Articles/Essays – Volume 52, No. 2
The Mormon Peace Gathering
Last Vegas, Nevada : March, 1992
Fresh from Mountain Meadows, headed home
from the Nevada Test Site, we were high
from crawling under barbed wire, and trespassing,
when I flipped the doe into the suicide lane.
She hardly registered before she rode
the hood & bloodied the windshield like a Cretan
facing a hornless breed of rampant bull.
We’d tried to bypass Vegas on back roads.
No way! Each one the map showed ended at
gates and a guard. Our gamble failed. We took
the byways west of St. George, compensating.
Until the doe cashed in her chips we’d thought
the Mountain Meadows Massacre was over.
I walked back praying she’d leap up and run,
a player in another combat sport.
Hand on her ribs I learned she was warm and dead.
My mother kissing my father across the fence
made the news that Sunday night in Salt Lake
(while we were driving home with a dancing hood),
his white hair, her dark brown, blown in the wind.
Our ritual booking and release did not—
protesting our exclusion from the war rooms
where men we couldn’t reach would make our choices.
By Cedar City we were talking over
a re-finance I hoped would free me in seven
years from the dead hand of mortgage. I saw her turn,
turning and running to safety into the cedars,
when she jinked into my fender and flew off over
the roof before I heard her forelegs snap.
A passing driver offered to call the cops
as I knelt in the grit of the two-way left-turn lane.
“I used to lecture the driver” the trooper said
“automatically. This winter I hit one, too.
Jumped out in front of me. Been a bad year
for deer. . . .” The night before, on Shabbat, we’d
shared a stew and poems and biscuits in
the community hall of a Catholic church in Vegas.

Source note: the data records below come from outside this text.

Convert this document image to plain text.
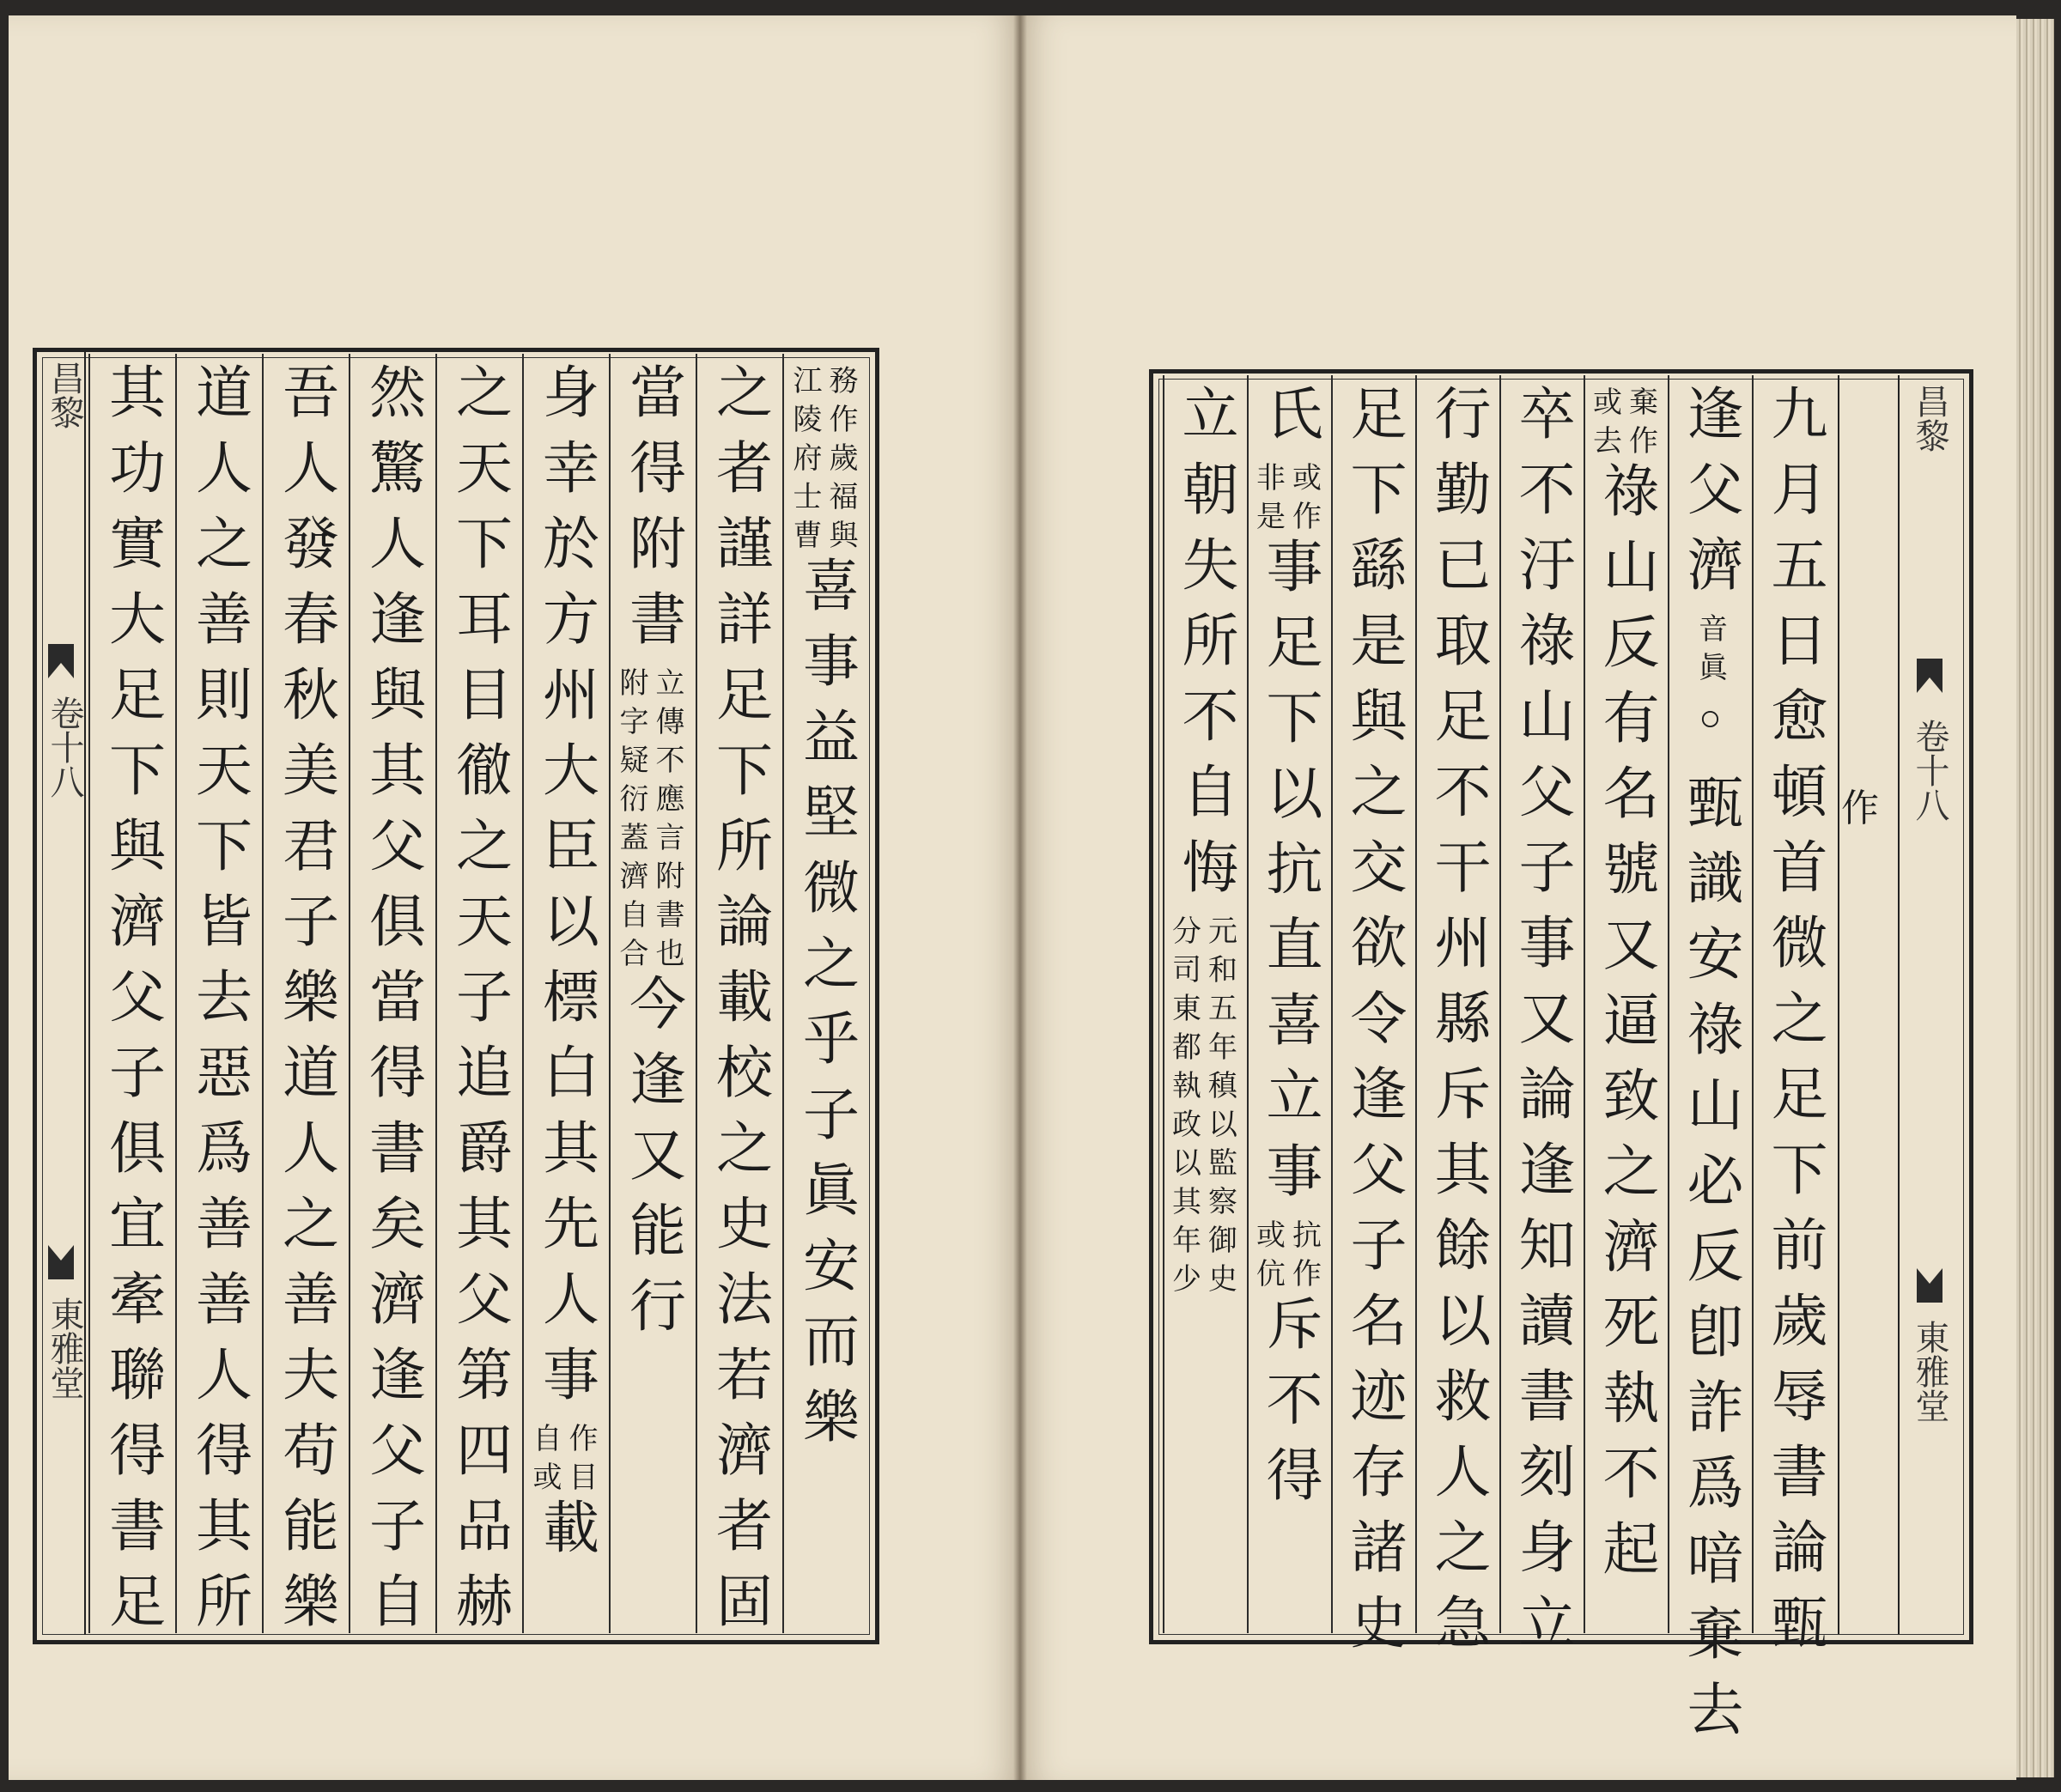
昌黎
卷十八
東雅堂
江
陵
府
士
曹
務
作
歲
福
與
喜事益堅微之乎子眞安而樂
之者謹詳足下所論載校之史法若濟者固
當得附書
附
字
疑
衍
蓋
濟
自
合
立
傳
不
應
言
附
書
也
今逢又能行
身幸於方州大臣以標白其先人事
自
或
作
目
載
之天下耳目徹之天子追爵其父第四品赫
然驚人逢與其父俱當得書矣濟逢父子自
吾人發春秋美君子樂道人之善夫苟能樂
道人之善則天下皆去惡爲善善人得其所
其功實大足下與濟父子俱宜牽聯得書足	作
昌黎
卷十八
東雅堂
九月五日愈頓首微之足下前歲辱書論甄
逢父濟
音
眞
◦甄識安祿山必反卽詐爲喑棄去
或
去
棄
作
祿山反有名號又逼致之濟死執不起
卒不汙祿山父子事又論逢知讀書刻身立
行勤已取足不干州縣斥其餘以救人之急
足下繇是與之交欲令逢父子名迹存諸史
氏
非
是
或
作
事足下以抗直喜立事
或
伉
抗
作
斥不得
立朝失所不自悔
分
司
東
都
執
政
以
其
年
少
元
和
五
年
稹
以
監
察
御
史
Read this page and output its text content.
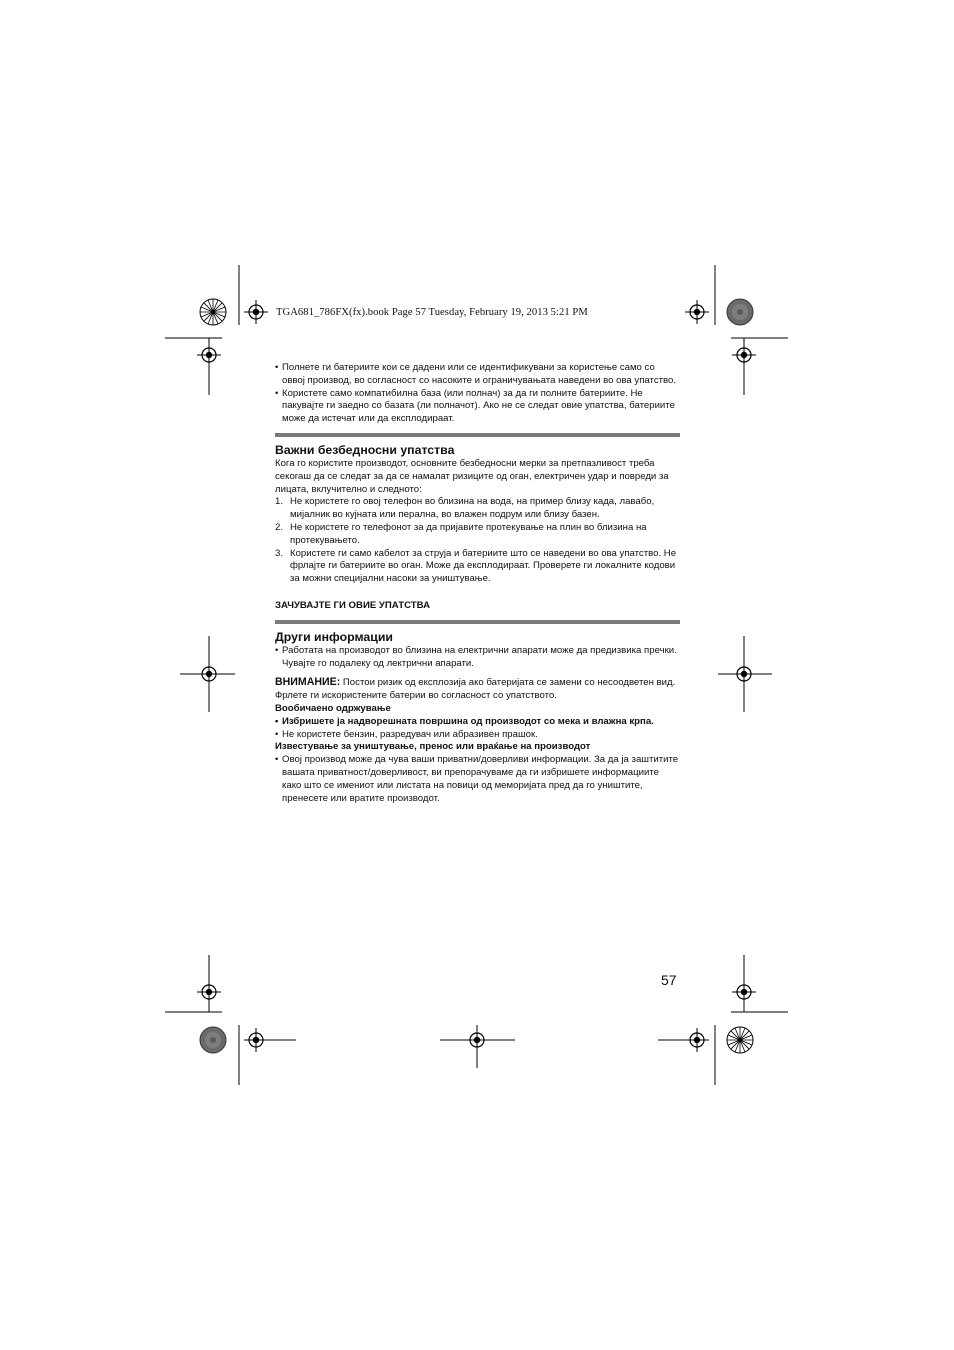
TGA681_786FX(fx).book Page 57 Tuesday, February 19, 2013 5:21 PM
• Полнете ги батериите кои се дадени или се идентификувани за користење само со оввој производ, во согласност со насоките и ограничувањата наведени во ова упатство.
• Користете само компатибилна база (или полнач) за да ги полните батериите. Не пакувајте ги заедно со базата (ли полначот). Ако не се следат овие упатства, батериите може да истечат или да експлодираат.
Важни безбедносни упатства
Кога го користите производот, основните безбедносни мерки за претпазливост треба секогаш да се следат за да се намалат ризиците од оган, електричен удар и повреди за лицата, вклучително и следното:
1. Не користете го овој телефон во близина на вода, на пример близу када, лавабо, мијалник во кујната или перална, во влажен подрум или близу базен.
2. Не користете го телефонот за да пријавите протекување на плин во близина на протекувањето.
3. Користете ги само кабелот за струја и батериите што се наведени во ова упатство. Не фрлајте ги батериите во оган. Може да експлодираат. Проверете ги локалните кодови за можни специјални насоки за уништување.
ЗАЧУВАЈТЕ ГИ ОВИЕ УПАТСТВА
Други информации
• Работата на производот во близина на електрични апарати може да предизвика пречки. Чувајте го подалеку од лектрични апарати.
ВНИМАНИЕ: Постои ризик од експлозија ако батеријата се замени со несоодветен вид. Фрлете ги искористените батерии во согласност со упатството.
Вообичаено одржување
• Избришете ја надворешната површина од производот со мека и влажна крпа.
• Не користете бензин, разредувач или абразивен прашок.
Известување за уништување, пренос или враќање на производот
• Овој производ може да чува ваши приватни/доверливи информации. За да ја заштитите вашата приватност/доверливост, ви препорачуваме да ги избришете информациите како што се имениот или листата на повици од меморијата пред да го уништите, пренесете или вратите производот.
57
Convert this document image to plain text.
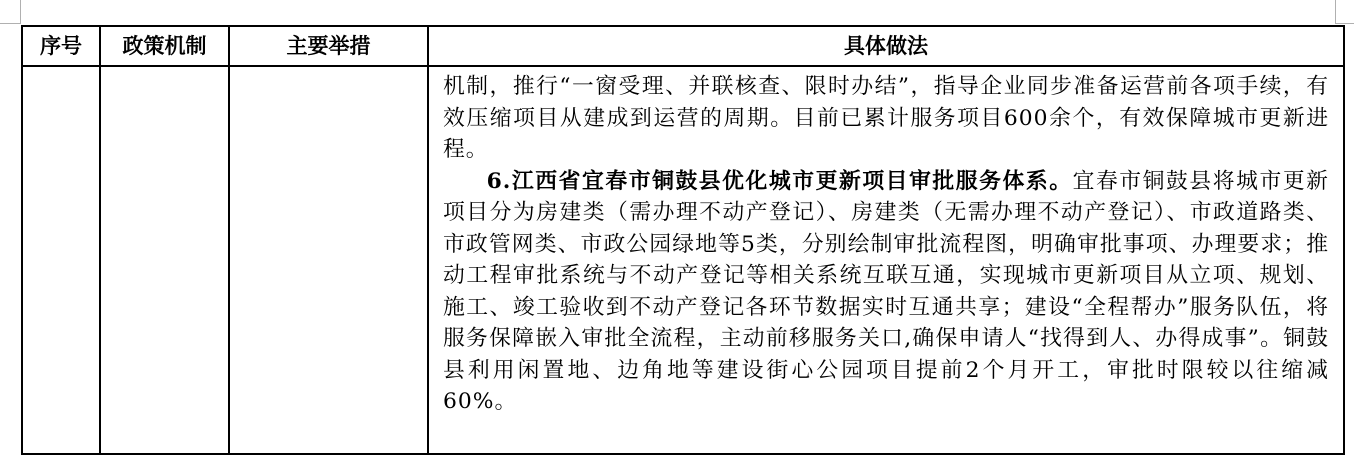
序号	政策机制	主要举措	具体做法

			机制，推行“一窗受理、并联核查、限时办结”，指导企业同步准备运营前各项手续，有效压缩项目从建成到运营的周期。目前已累计服务项目600余个，有效保障城市更新进程。

6.江西省宜春市铜鼓县优化城市更新项目审批服务体系。宜春市铜鼓县将城市更新项目分为房建类（需办理不动产登记）、房建类（无需办理不动产登记）、市政道路类、市政管网类、市政公园绿地等5类，分别绘制审批流程图，明确审批事项、办理要求；推动工程审批系统与不动产登记等相关系统互联互通，实现城市更新项目从立项、规划、施工、竣工验收到不动产登记各环节数据实时互通共享；建设“全程帮办”服务队伍，将服务保障嵌入审批全流程，主动前移服务关口,确保申请人“找得到人、办得成事”。铜鼓县利用闲置地、边角地等建设街心公园项目提前2个月开工，审批时限较以往缩减60%。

In the morning I went running towards the temple,
turned back before I got there so we could convoy
to the Test Site. My father, riding shotgun,
saw her as I did — my mother, not at all,
divvying grapes from Safeway’s in the back seat
of their Accord. “Which one was driving now?”
Her tail no longer a flag, the trooper drug
her off to the shoulder to wait for the Roadkill Squad.
Cock-eyed and all we drove up-state to Provo,
keeping an eye out for phantom herds in the hills,
headlights crossed like someone with lazy eye,
tufts of her hair snagged in the windshield gasket,
blood on the glass that neither wiper could reach.